Переговариваясь, обнимаемся, целуемся, тискаем друг друга. Мы рады встрече, как закадычные друзья, хотя на самом деле только едва знакомые сослуживцы.

– А ты похож на выходца из могилы, – говорю я. – Худ… везде торчат кости. Обнимать тебя все равно что вязанку дров.

– Будешь худ, – отзывается Дохляков таинственно. – Нет ли у тебя водички?

– Нет.

– А пить хочешь?

– Зверски.

– Тогда пойдем, пока не рассвело, – зовет Дохляков.

Осторожно, ползком, спускаемся с омета, затем ползем вокруг него. Когда попадается на пути широкий, лопушистый листочек, Дохляков склоняется над ним и слизывает капельки росы. Я не считаю нужным заниматься такими пустяками.

Я жду, что будет дальше, а Дохляков облизывает новый лист.

– И это все? – От неожиданности и изумления мой язык становится неповоротливым. – И ты этто… – Я не сразу нахожу слово, – это дело называешь питьем?

– Не хочешь этого – тогда давай настоящее! Жмот, жадюга! – ворчит Дохляков. – Я ведь слышу, как булькает у тебя.

– Вон что, он не верит, что у меня нет воды. Открываю флягу, поворачиваю вниз горлышком. Пуста.

Ползем дальше и пьем по-дохляковски.

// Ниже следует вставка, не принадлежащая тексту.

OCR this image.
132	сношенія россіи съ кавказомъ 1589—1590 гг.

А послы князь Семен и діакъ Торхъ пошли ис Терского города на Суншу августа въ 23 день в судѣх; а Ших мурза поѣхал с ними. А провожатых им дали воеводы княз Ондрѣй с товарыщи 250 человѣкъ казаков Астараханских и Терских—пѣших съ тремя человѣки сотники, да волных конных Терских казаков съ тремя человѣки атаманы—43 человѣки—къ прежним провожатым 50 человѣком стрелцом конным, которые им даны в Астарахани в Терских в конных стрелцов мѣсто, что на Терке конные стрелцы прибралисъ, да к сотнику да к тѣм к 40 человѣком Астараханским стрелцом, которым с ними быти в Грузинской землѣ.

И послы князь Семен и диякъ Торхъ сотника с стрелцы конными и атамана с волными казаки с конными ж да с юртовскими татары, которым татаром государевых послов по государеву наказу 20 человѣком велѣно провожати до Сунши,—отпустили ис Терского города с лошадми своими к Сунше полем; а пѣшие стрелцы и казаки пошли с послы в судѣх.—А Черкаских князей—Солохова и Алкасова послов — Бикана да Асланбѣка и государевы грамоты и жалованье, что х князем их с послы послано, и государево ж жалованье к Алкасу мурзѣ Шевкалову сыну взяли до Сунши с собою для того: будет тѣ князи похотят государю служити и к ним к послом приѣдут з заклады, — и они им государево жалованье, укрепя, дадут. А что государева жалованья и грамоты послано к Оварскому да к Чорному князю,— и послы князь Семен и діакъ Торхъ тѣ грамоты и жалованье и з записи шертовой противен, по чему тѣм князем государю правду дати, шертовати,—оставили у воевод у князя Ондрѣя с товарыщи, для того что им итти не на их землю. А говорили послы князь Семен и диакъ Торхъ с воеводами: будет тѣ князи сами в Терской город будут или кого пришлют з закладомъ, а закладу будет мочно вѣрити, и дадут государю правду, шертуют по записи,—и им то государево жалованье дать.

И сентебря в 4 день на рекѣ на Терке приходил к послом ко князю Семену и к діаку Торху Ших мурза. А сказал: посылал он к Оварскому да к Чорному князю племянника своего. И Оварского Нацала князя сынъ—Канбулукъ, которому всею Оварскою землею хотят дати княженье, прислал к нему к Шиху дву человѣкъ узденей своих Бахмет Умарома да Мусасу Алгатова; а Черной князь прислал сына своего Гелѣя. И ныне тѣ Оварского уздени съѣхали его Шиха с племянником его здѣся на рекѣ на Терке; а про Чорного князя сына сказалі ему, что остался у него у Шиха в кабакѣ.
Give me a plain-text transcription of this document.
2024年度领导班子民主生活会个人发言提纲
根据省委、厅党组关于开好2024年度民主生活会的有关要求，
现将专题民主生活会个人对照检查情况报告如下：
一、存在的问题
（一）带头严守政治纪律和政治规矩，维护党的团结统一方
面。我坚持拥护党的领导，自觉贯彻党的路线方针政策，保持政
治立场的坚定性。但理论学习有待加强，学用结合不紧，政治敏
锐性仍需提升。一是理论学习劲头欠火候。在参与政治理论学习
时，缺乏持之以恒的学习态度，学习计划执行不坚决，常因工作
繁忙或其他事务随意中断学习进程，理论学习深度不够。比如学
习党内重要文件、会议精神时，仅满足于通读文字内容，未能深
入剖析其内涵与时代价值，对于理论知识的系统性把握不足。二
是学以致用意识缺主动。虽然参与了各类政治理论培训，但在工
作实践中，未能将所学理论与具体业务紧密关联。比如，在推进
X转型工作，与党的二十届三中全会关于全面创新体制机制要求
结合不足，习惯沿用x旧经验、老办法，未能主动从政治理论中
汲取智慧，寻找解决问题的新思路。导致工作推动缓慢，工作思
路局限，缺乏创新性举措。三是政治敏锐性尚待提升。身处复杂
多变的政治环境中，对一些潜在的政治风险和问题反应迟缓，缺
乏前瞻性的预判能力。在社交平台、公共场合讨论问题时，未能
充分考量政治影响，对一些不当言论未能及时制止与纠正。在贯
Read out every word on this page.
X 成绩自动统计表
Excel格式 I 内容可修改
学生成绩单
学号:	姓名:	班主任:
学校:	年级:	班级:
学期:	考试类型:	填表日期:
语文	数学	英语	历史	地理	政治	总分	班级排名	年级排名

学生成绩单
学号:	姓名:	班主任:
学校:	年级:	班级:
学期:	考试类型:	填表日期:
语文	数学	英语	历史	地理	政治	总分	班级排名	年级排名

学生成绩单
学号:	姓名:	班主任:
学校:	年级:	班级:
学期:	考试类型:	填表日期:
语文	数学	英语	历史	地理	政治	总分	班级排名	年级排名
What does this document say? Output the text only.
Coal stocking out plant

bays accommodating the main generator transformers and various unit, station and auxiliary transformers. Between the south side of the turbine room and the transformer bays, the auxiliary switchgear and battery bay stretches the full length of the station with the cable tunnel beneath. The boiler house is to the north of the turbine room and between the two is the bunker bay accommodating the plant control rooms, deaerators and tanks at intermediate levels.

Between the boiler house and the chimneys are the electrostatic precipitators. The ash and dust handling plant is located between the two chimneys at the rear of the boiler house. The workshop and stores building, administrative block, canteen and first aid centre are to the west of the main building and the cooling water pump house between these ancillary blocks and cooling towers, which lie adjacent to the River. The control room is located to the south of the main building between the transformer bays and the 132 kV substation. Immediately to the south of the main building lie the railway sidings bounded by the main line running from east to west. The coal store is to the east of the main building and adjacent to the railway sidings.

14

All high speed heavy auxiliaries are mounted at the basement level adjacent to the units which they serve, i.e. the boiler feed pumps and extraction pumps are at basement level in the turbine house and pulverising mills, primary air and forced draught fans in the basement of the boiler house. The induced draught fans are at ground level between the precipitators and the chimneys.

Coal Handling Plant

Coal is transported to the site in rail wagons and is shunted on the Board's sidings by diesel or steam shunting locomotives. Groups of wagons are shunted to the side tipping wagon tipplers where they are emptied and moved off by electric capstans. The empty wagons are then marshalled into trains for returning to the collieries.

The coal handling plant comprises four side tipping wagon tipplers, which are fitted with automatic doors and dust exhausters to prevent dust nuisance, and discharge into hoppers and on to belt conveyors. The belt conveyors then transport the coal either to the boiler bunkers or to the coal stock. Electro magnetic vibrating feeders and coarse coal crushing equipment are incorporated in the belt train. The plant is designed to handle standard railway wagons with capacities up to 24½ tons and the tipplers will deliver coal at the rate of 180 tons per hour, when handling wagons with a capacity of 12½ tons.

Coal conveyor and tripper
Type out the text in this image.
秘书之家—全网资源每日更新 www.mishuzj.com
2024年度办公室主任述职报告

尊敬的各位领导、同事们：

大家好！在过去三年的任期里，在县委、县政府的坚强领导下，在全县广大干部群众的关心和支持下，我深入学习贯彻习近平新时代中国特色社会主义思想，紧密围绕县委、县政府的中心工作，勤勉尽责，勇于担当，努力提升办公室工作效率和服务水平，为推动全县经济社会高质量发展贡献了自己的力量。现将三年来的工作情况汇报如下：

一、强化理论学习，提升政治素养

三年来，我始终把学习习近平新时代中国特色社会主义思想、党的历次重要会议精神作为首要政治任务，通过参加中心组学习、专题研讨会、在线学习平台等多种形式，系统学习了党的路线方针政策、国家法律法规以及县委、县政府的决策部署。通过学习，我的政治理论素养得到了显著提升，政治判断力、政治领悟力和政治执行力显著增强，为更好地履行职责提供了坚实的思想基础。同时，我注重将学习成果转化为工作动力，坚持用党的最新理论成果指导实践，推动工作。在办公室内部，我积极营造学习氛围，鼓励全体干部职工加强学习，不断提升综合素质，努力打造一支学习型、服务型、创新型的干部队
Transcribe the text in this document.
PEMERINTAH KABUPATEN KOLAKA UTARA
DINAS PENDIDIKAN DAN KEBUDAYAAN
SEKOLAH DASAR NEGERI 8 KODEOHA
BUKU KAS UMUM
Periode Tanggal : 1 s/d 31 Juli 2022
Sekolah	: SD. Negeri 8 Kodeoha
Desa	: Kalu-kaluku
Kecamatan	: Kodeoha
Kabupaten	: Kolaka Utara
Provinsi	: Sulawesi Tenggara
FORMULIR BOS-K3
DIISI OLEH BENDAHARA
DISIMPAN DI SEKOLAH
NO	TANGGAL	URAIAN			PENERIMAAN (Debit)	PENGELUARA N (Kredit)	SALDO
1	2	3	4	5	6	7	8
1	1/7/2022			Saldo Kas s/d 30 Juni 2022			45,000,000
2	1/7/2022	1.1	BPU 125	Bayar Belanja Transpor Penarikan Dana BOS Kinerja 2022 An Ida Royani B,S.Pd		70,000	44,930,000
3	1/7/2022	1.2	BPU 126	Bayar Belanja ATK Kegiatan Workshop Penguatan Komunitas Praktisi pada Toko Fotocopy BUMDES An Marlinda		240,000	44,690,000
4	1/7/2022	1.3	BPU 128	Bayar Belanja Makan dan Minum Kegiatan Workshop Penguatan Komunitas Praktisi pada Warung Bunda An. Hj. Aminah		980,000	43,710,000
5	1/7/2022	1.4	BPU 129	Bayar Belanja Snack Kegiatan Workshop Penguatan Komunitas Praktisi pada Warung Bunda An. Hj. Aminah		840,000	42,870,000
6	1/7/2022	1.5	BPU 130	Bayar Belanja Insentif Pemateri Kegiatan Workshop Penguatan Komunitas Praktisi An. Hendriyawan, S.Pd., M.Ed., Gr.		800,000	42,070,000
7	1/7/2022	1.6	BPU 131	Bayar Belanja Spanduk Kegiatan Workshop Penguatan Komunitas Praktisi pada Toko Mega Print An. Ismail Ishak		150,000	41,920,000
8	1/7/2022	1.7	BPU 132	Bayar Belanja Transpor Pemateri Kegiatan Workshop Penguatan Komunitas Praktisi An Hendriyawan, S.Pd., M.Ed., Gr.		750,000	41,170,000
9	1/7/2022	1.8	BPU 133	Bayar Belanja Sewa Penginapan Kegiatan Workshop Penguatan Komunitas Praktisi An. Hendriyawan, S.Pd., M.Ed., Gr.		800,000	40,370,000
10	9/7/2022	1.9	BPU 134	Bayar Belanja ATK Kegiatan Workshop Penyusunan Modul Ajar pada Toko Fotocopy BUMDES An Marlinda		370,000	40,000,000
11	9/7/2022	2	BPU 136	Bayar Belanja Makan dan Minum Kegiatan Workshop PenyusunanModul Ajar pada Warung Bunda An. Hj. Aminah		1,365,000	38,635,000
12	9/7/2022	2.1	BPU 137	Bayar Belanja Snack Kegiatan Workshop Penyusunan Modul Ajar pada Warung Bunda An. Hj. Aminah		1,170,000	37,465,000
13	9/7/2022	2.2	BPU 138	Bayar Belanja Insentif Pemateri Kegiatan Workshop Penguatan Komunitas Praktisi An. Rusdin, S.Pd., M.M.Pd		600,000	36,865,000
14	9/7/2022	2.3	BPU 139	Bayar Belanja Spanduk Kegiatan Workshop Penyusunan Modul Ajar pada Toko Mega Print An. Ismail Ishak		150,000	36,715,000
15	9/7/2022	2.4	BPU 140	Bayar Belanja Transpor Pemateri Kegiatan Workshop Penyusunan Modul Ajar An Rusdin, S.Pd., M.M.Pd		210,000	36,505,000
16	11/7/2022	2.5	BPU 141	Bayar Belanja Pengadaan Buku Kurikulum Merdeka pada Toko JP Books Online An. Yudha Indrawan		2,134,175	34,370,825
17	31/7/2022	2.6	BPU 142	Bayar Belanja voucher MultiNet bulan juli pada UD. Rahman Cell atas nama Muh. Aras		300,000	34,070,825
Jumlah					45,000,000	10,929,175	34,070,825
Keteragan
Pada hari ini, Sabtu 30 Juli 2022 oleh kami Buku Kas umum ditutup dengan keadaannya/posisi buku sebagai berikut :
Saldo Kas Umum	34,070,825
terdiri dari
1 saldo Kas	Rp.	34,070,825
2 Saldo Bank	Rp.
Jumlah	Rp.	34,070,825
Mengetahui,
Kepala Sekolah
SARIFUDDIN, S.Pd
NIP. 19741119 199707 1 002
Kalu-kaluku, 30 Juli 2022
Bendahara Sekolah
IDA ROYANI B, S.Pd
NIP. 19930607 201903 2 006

Мне не нравится: надо низко склонять голову, сильно высовывать язык, вместе с росой попадает в рот всякий мусор. Срываю листок и потом уж облизываю его – так удобней. Но Дохляков сердито шепчет:

– Не смей рвать! Хочешь рвать – ползи вон туда, – и кивает головой в сторону перепаханного поля. – А здесь не смей, не твое.

Обползли кругом весь омет, ложимся рядом в одно, дохляковское гнездо. Оно просторней моего и обмято лучше, и видно из него на все четыре стороны. Я спрашиваю:

– Давно здесь?

– Все время, с того самого, как выбросили.

– И никуда больше?

– Никуда.

Дохляков рассказывает свою десантию. Она у него коротенькая, простая. Приземлился он невдалеке от омета и на первый случай закопался в него. Ночь была страшная. Правда, не очень близко, но сильно полыхали большие пожары, били зенитки, взлетали ракеты, шарили прожектора. Когда рассвело, по полю рыскали немецкие мотоциклисты и верховые. Потом везде затихло, опустело. Та часть поля, где омет, почему-то не заинтересовала немцев, – может быть, потому, что поле тут недавно вспахано под зябь, все пустое, одинаково черное, никаких укрытий нет, а старый, сильно осевший, темный омет незаметен среди пахоты.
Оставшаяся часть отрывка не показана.